Il ne faut pas confondre cette pratique avec une recommandation bien distincte, elle solidement étayée : celle du massage périnéal pendant la grossesse, recommandé de longue date par le Collège National des Gynécologues et Obstétriciens Français (CNGOF). Dans ses recommandations pour la pratique clinique publiées le 17 décembre 2018, le CNGOF préconise, avec un grade de preuve B, qu'un massage périnéal pratiqué par la femme elle-même ou par son partenaire, au moins trois fois par semaine à partir de 34 semaines d'aménorrhée, soit encouragé chez les femmes qui souhaitent le pratiquer, ce geste étant associé à une diminution du taux d'épisiotomie ainsi qu'à une réduction des douleurs périnéales et de l'incontinence aux gaz en post-partum. Ce massage périnéal auto- ou partenaire-administré, ciblé et médicalement documenté, n'a toutefois rien à voir avec le massage corporel prénatal ou le massage bébé proposé par un praticien tiers, objet de cet article : les deux pratiques partagent un mot, pas un cadre de preuves.
Un secteur qui grandit sans supervision institutionnelle dédiée
Aucun rapport de la Mission interministérielle de vigilance et de lutte contre les dérives sectaires (Miviludes), ni aucune alerte de la Direction générale de la concurrence, de la consommation et de la répression des fraudes (DGCCRF) spécifiquement consacrée au massage prénatal ou au massage bébé n'a pu être identifiée à ce jour.

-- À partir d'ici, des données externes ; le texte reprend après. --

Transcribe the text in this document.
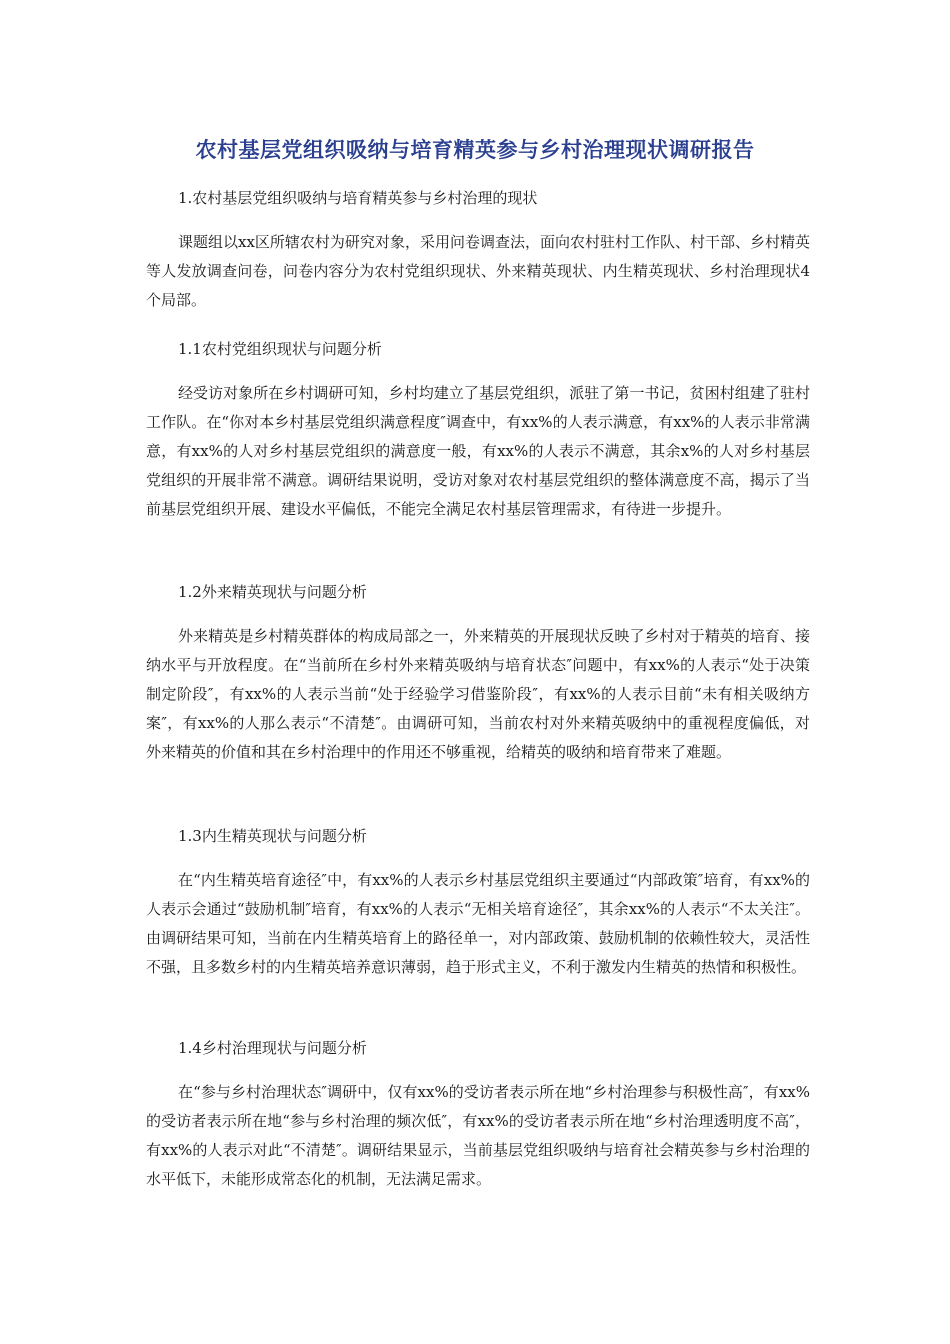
农村基层党组织吸纳与培育精英参与乡村治理现状调研报告
1.农村基层党组织吸纳与培育精英参与乡村治理的现状
课题组以xx区所辖农村为研究对象，采用问卷调查法，面向农村驻村工作队、村干部、乡村精英等人发放调查问卷，问卷内容分为农村党组织现状、外来精英现状、内生精英现状、乡村治理现状4个局部。
1.1农村党组织现状与问题分析
经受访对象所在乡村调研可知，乡村均建立了基层党组织，派驻了第一书记，贫困村组建了驻村工作队。在“你对本乡村基层党组织满意程度″调查中，有xx%的人表示满意，有xx%的人表示非常满意，有xx%的人对乡村基层党组织的满意度一般，有xx%的人表示不满意，其余x%的人对乡村基层党组织的开展非常不满意。调研结果说明，受访对象对农村基层党组织的整体满意度不高，揭示了当前基层党组织开展、建设水平偏低，不能完全满足农村基层管理需求，有待进一步提升。
1.2外来精英现状与问题分析
外来精英是乡村精英群体的构成局部之一，外来精英的开展现状反映了乡村对于精英的培育、接纳水平与开放程度。在“当前所在乡村外来精英吸纳与培育状态″问题中，有xx%的人表示“处于决策制定阶段″，有xx%的人表示当前“处于经验学习借鉴阶段″，有xx%的人表示目前“未有相关吸纳方案″，有xx%的人那么表示“不清楚″。由调研可知，当前农村对外来精英吸纳中的重视程度偏低，对外来精英的价值和其在乡村治理中的作用还不够重视，给精英的吸纳和培育带来了难题。
1.3内生精英现状与问题分析
在“内生精英培育途径″中，有xx%的人表示乡村基层党组织主要通过“内部政策″培育，有xx%的人表示会通过“鼓励机制″培育，有xx%的人表示“无相关培育途径″，其余xx%的人表示“不太关注″。由调研结果可知，当前在内生精英培育上的路径单一，对内部政策、鼓励机制的依赖性较大，灵活性不强，且多数乡村的内生精英培养意识薄弱，趋于形式主义，不利于激发内生精英的热情和积极性。
1.4乡村治理现状与问题分析
在“参与乡村治理状态″调研中，仅有xx%的受访者表示所在地“乡村治理参与积极性高″，有xx%的受访者表示所在地“参与乡村治理的频次低″，有xx%的受访者表示所在地“乡村治理透明度不高″，有xx%的人表示对此“不清楚″。调研结果显示，当前基层党组织吸纳与培育社会精英参与乡村治理的水平低下，未能形成常态化的机制，无法满足需求。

Le sujet ne figure pas non plus, en tant que tel, parmi les fiches thématiques du rapport du Conseil national de l'Ordre des médecins sur les pratiques de soins non conventionnelles, publié en juin 2023 — ce rapport traite en revanche, dans une fiche distincte, de l'haptonomie, une technique de contact entre les parents et le fœtus in utero que l'Ordre classe parmi les pratiques non validées scientifiquement, mais qu'il ne faut pas confondre avec le massage physique du nourrisson après la naissance : il s'agit d'une pratique différente, à la temporalité et à la méthode distinctes.
Le paysage qui se dessine, à la lecture de ces différentes sources institutionnelles, est celui d'une pratique en expansion réelle — au point de justifier, fin 2025, la création d'une première certification dédiée — mais qui reste dépourvue de tout organisme de supervision propre, de toute recommandation médicale officielle qui lui soit spécifiquement consacrée, et de toute clarification du régime juridique qui s'applique réellement à son exercice par des praticiens non kinésithérapeutes. Pour les femmes enceintes et les jeunes parents qui y ont recours, la vigilance de base reste la même que pour toute pratique de bien-être non médicale : vérifier la formation réelle du praticien, ne jamais l'envisager comme un substitut à un suivi médical ou obstétrical, et signaler à son médecin ou à sa sage-femme toute contre-indication éventuelle (grossesse à risque, pathologie associée) avant d'y recourir.